Companies are increasingly forcing their outside counsel to offer an alternative fee for legal work. Pfizer is the latest example. The pharmaceutical giant recently formed the Pfizer Legal Alliance, a group of nineteen law firms who will provide legal services for the entire year for a flat fee.
Pfizer’s general counsel, Amy Schulman, leads the company’s efforts to reduce legal costs while preserving quality. Schulman’s goal is to have 75 percent of Pfizer’s legal work done by law firms in the Alliance.
Sure, companies like Cisco and du Pont have used alternative fees and flat fees for many years. But Pfizer is taking it a step further. Pfizer’s program covers a broader range of legal services than other companies’ arrangements.
Competition For Alternative Fees?
Pfizer can impose alternative fees to this extent because the company has so much legal work. Law firms are vigorously competing for a piece of Pfizer’s work because they can secure guaranteed revenues. Competition puts downward pressure on prices.

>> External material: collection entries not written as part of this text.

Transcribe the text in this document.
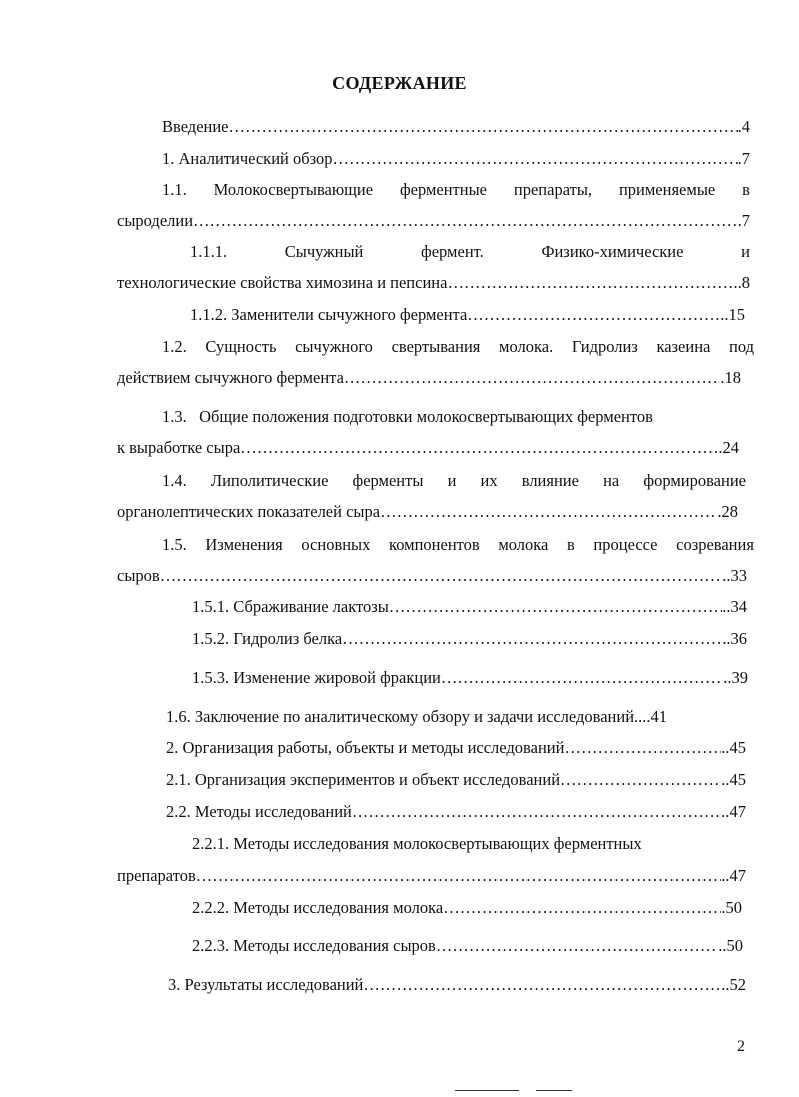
СОДЕРЖАНИЕ
Введение ……………………………………………………………………………………………………………………………………………………………………	.4
1. Аналитический обзор ……………………………………………………………………………………………………………………………………………………………………	.7
1.1. Молокосвертывающие ферментные препараты, применяемые в
сыроделии ……………………………………………………………………………………………………………………………………………………………………	.7
1.1.1.	Сычужный	фермент.	Физико-химические	и
технологические свойства химозина и пепсина ……………………………………………………………………………………………………………………………………………………………………	..8
1.1.2. Заменители сычужного фермента ……………………………………………………………………………………………………………………………………………………………………	..15
1.2. Сущность сычужного свертывания молока. Гидролиз казеина под
действием сычужного фермента ……………………………………………………………………………………………………………………………………………………………………	.18
1.3.   Общие положения подготовки молокосвертывающих ферментов
к выработке сыра ……………………………………………………………………………………………………………………………………………………………………	.24
1.4. Липолитические ферменты и их влияние на формирование
органолептических показателей сыра ……………………………………………………………………………………………………………………………………………………………………	.28
1.5. Изменения основных компонентов молока в процессе созревания
сыров ……………………………………………………………………………………………………………………………………………………………………	..33
1.5.1. Сбраживание лактозы ……………………………………………………………………………………………………………………………………………………………………	..34
1.5.2. Гидролиз белка ……………………………………………………………………………………………………………………………………………………………………	.36
1.5.3. Изменение жировой фракции ……………………………………………………………………………………………………………………………………………………………………	..39
1.6. Заключение по аналитическому обзору и задачи исследований ....41
2. Организация работы, объекты и методы исследований ……………………………………………………………………………………………………………………………………………………………………	..45
2.1. Организация экспериментов и объект исследований ……………………………………………………………………………………………………………………………………………………………………	..45
2.2. Методы исследований ……………………………………………………………………………………………………………………………………………………………………	.47
2.2.1. Методы исследования молокосвертывающих ферментных
препаратов ……………………………………………………………………………………………………………………………………………………………………	..47
2.2.2. Методы исследования молока ……………………………………………………………………………………………………………………………………………………………………	.50
2.2.3. Методы исследования сыров ……………………………………………………………………………………………………………………………………………………………………	..50
3. Результаты исследований ……………………………………………………………………………………………………………………………………………………………………	..52
2
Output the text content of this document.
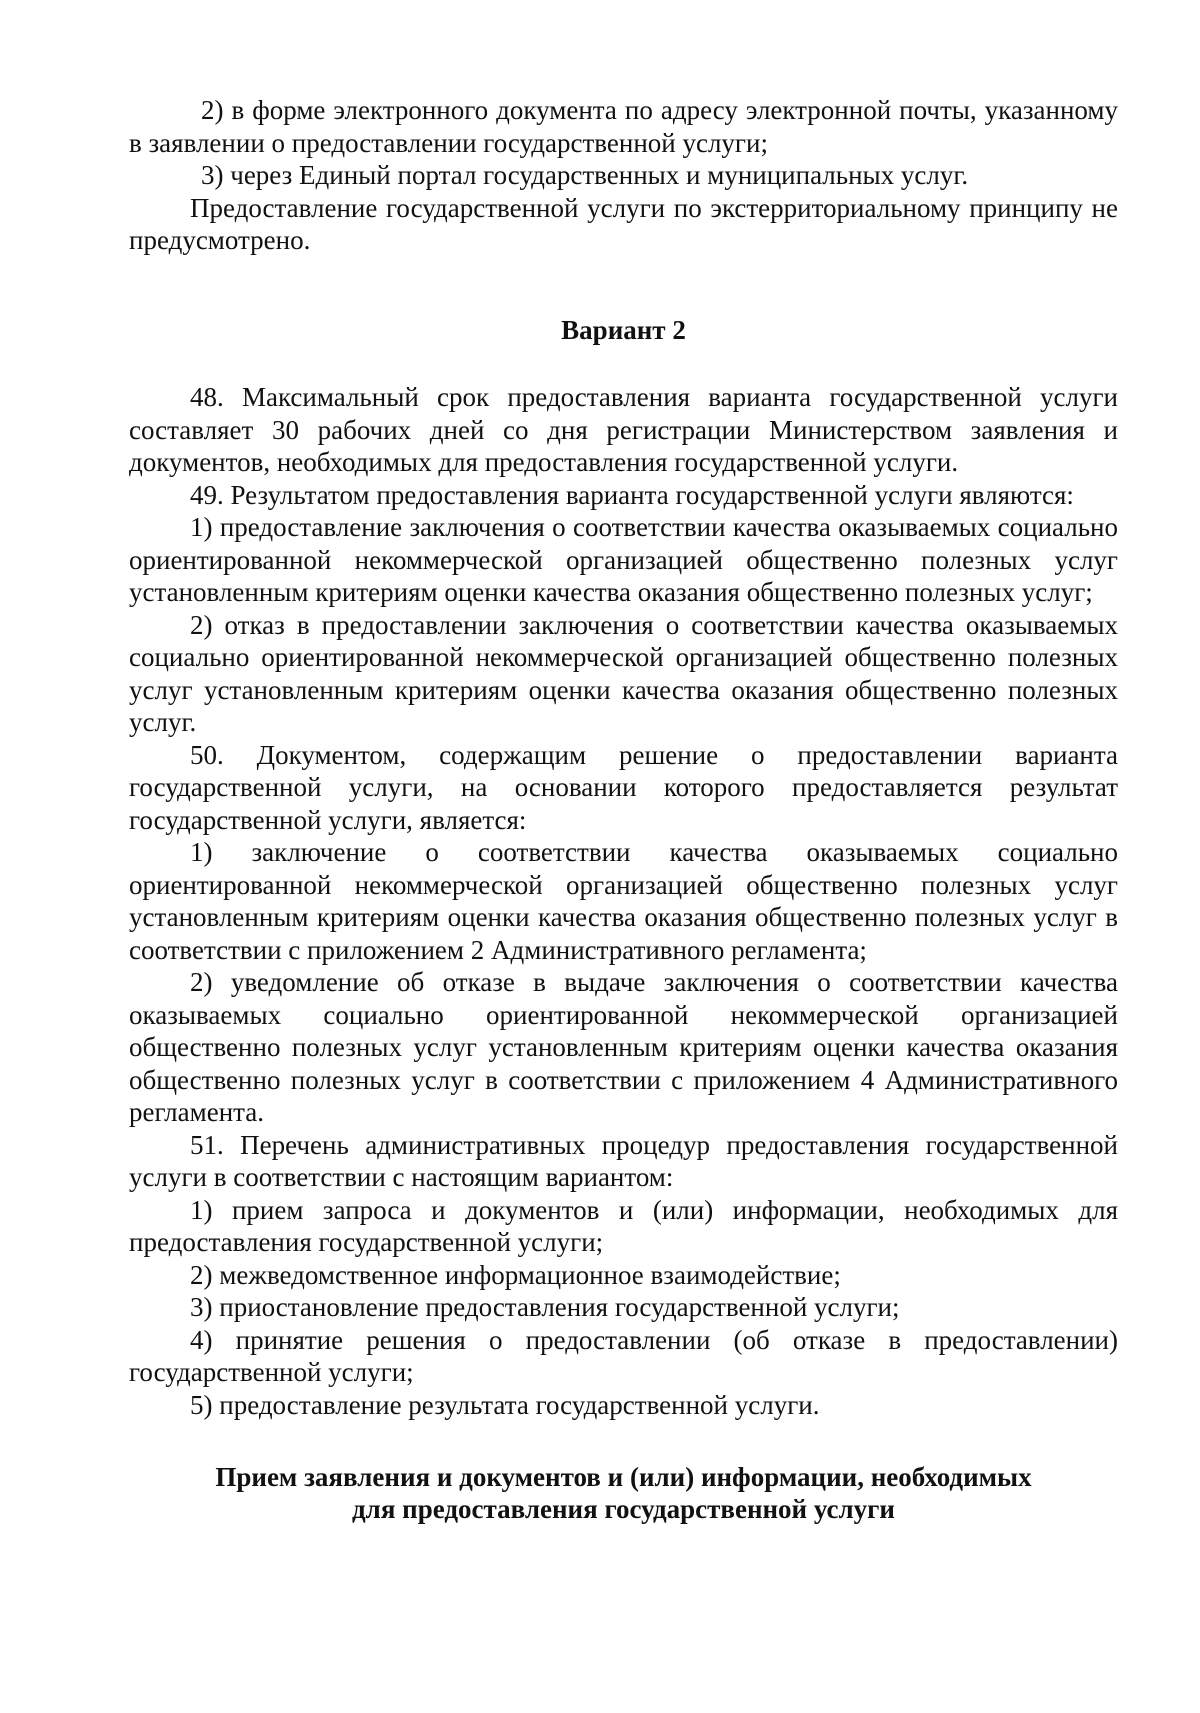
2) в форме электронного документа по адресу электронной почты, указанному в заявлении о предоставлении государственной услуги;

3) через Единый портал государственных и муниципальных услуг.

Предоставление государственной услуги по экстерриториальному принципу не предусмотрено.

Вариант 2

48. Максимальный срок предоставления варианта государственной услуги составляет 30 рабочих дней со дня регистрации Министерством заявления и документов, необходимых для предоставления государственной услуги.

49. Результатом предоставления варианта государственной услуги являются:

1) предоставление заключения о соответствии качества оказываемых социально ориентированной некоммерческой организацией общественно полезных услуг установленным критериям оценки качества оказания общественно полезных услуг;

2) отказ в предоставлении заключения о соответствии качества оказываемых социально ориентированной некоммерческой организацией общественно полезных услуг установленным критериям оценки качества оказания общественно полезных услуг.

50. Документом, содержащим решение о предоставлении варианта государственной услуги, на основании которого предоставляется результат государственной услуги, является:

1) заключение о соответствии качества оказываемых социально ориентированной некоммерческой организацией общественно полезных услуг установленным критериям оценки качества оказания общественно полезных услуг в соответствии с приложением 2 Административного регламента;

2) уведомление об отказе в выдаче заключения о соответствии качества оказываемых социально ориентированной некоммерческой организацией общественно полезных услуг установленным критериям оценки качества оказания общественно полезных услуг в соответствии с приложением 4 Административного регламента.

51. Перечень административных процедур предоставления государственной услуги в соответствии с настоящим вариантом:

1) прием запроса и документов и (или) информации, необходимых для предоставления государственной услуги;

2) межведомственное информационное взаимодействие;

3) приостановление предоставления государственной услуги;

4) принятие решения о предоставлении (об отказе в предоставлении) государственной услуги;

5) предоставление результата государственной услуги.

Прием заявления и документов и (или) информации, необходимых
для предоставления государственной услуги
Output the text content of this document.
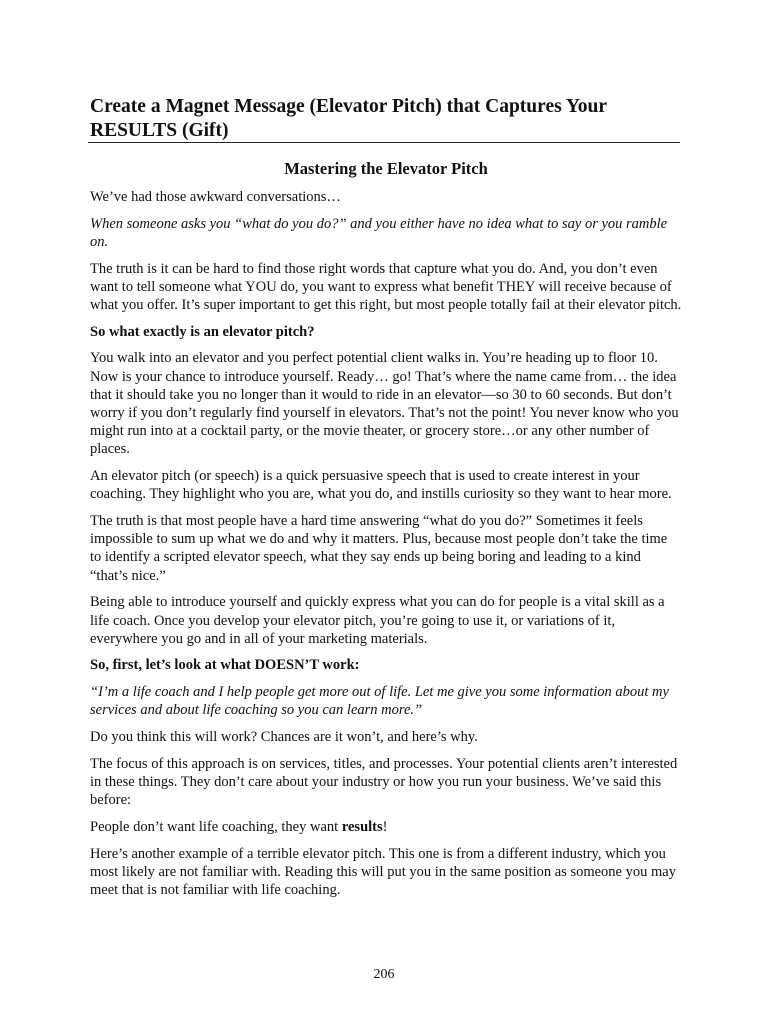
Create a Magnet Message (Elevator Pitch) that Captures Your RESULTS (Gift)
Mastering the Elevator Pitch

We’ve had those awkward conversations…

When someone asks you “what do you do?” and you either have no idea what to say or you ramble on.

The truth is it can be hard to find those right words that capture what you do. And, you don’t even want to tell someone what YOU do, you want to express what benefit THEY will receive because of what you offer. It’s super important to get this right, but most people totally fail at their elevator pitch.

So what exactly is an elevator pitch?

You walk into an elevator and you perfect potential client walks in. You’re heading up to floor 10. Now is your chance to introduce yourself. Ready… go! That’s where the name came from… the idea that it should take you no longer than it would to ride in an elevator—so 30 to 60 seconds. But don’t worry if you don’t regularly find yourself in elevators. That’s not the point! You never know who you might run into at a cocktail party, or the movie theater, or grocery store…or any other number of places.

An elevator pitch (or speech) is a quick persuasive speech that is used to create interest in your coaching. They highlight who you are, what you do, and instills curiosity so they want to hear more.

The truth is that most people have a hard time answering “what do you do?” Sometimes it feels impossible to sum up what we do and why it matters. Plus, because most people don’t take the time to identify a scripted elevator speech, what they say ends up being boring and leading to a kind “that’s nice.”

Being able to introduce yourself and quickly express what you can do for people is a vital skill as a life coach. Once you develop your elevator pitch, you’re going to use it, or variations of it, everywhere you go and in all of your marketing materials.

So, first, let’s look at what DOESN’T work:

“I’m a life coach and I help people get more out of life. Let me give you some information about my services and about life coaching so you can learn more.”

Do you think this will work? Chances are it won’t, and here’s why.

The focus of this approach is on services, titles, and processes. Your potential clients aren’t interested in these things. They don’t care about your industry or how you run your business. We’ve said this before:

People don’t want life coaching, they want results!

Here’s another example of a terrible elevator pitch. This one is from a different industry, which you most likely are not familiar with. Reading this will put you in the same position as someone you may meet that is not familiar with life coaching.

206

Because of competition, some law firms will accept alternative fees for their work, with the understanding that they are effectively billing below their prevailing hourly rate.
These firms may be able to make up for it by charging hourly to companies who do not have the bargaining power to compel alternative fees.
Perhaps these firms are strategically smarter than their competitors as to pricing. Maybe they understand that they cannot keep raising rates without providing added value.
Alternatively, firms who accept alternative fees may be more financially desperate or may provide lower value services.
Looking at it from the other direction, an intellectual property boutique in San Francisco attracts clients by offering a monthly subscription fee. The firm’s clients are mostly venture-backed companies, not corporate giants like Pfizer.
Conclusion
On the one hand, one of the world’s largest pharmaceutical companies moves toward alternative fees and brings along large law firms. At the same time, a small law firm gains small clients by offering a flat fee for services. That alternative fees are both imposed by companies, and offered by law firms, suggests that we will be seeing more of this business strategy in the legal industry. Look for changes in industry structure and competition to follow.